Khlong Thom: where old mobiles get new life

Khlong Thom: where old mobiles get new life

Old mobiles get new life

Old mobiles get new life – Living Thailand

EVERY TIME a new iPhone is launched, people flock to the shops just so they can pay well above the odds for a brand new shiny one. In sharp contrast though, the other day, several people were seen on their hands and knees on the street looking for a working mobile phone in a pile of shabby old ones.

People check secondhand cellphones and batteries at a roadside stall in Bangkok.

“Only Bt40 per piece,” Somjit Pornpimon, a vendor selling old mobile phones, announced.

Somjit, 46, is among 10 other vendors selling used cellphones in Khlong Thom – a weekend flea market nestled in a narrow lane between five-storey shabby buildings.

She explained that typically she buys used or damaged mobile phones from ragpickers in different parts of the city from Monday to Thursday so she can sell them at the weekend.

She then piles up her purchases on the street to sell, with prices changing according to the time of day. For instance, on Saturday mornings the price is Bt50 per piece, but it drops to between Bt10 and Bt30 late on Sunday when the market is wrapping up.

Somjit, who has been doing business of this sort since she was 16, explained that there are three types of buyers.

“There are those who like antiquelooking phones, then there are the repairers – those who buy mobiles so they can fix and sell them – and then there’s the factory guys, who buy between 500 and 1,000 pieces in any condition to sell as material.”

More than a million cellphones are thrown away in Thailand per year. A survey by the Electronic Transaction Development Agency released last year showed that an average Thai changes his or her mobile phone every six months. The reason for this change can range from keeping up with the rapidly evolving technology to getting a device with better battery life, a bigger screen or just getting one that looks good.

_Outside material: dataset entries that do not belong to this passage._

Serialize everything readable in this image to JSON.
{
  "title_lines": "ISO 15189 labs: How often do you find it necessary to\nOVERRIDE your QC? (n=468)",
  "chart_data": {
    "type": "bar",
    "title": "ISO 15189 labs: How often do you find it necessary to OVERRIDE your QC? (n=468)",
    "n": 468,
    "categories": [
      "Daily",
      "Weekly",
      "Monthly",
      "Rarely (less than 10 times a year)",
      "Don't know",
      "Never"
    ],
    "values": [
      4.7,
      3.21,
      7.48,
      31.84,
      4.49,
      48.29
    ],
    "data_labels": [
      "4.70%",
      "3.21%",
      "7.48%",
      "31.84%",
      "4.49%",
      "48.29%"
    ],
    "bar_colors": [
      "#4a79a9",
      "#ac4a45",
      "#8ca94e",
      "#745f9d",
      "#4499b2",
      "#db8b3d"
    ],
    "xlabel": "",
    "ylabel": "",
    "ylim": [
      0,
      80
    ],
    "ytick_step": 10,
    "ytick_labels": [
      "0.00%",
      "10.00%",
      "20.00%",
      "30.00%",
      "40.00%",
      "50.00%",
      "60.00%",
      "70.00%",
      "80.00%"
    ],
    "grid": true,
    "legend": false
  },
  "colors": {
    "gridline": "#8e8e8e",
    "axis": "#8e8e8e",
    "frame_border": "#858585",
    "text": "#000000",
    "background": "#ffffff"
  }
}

Few people nowadays would even consider an old-fashioned Nokia.

“Can I have the same amount today?” a middle-aged man can be heard asking Somjit.

This is Pon, a regular customer who buys about 2,000 phones every time he visits.

“I’ve been doing this business for more than a decade now. Every week I purchase some 10,000 shabby phones before separating bits such as copper, lead, silver, gold and plastic. Then these parts are collected and sold to factories,” he explained, as he begins counting and throwing phones into a sack.

Then there was a man wandering around with different mobile phone batteries of different brands. He identified himself as Tee, saying he has been in the mobile-repair business for six years now. He usually buys old phones at the market and then looks around for similar models to use as spare parts. He then fixes the mobiles and sells them on the street for prices ranging from Bt100 to Bt1,000.

“I also repair phones earning between Bt500 and Bt4,000 depending on my luck. I believe this business is going to pick up as people often change their mobile phones. However, the only thing that concerns me is that this is a small market and will not be able to deal with the rising number of used phones,” he added.

So, if you wonder where your old mobiles go, maybe visiting the Khlong Thom market behind Klang Hospital might give you an idea.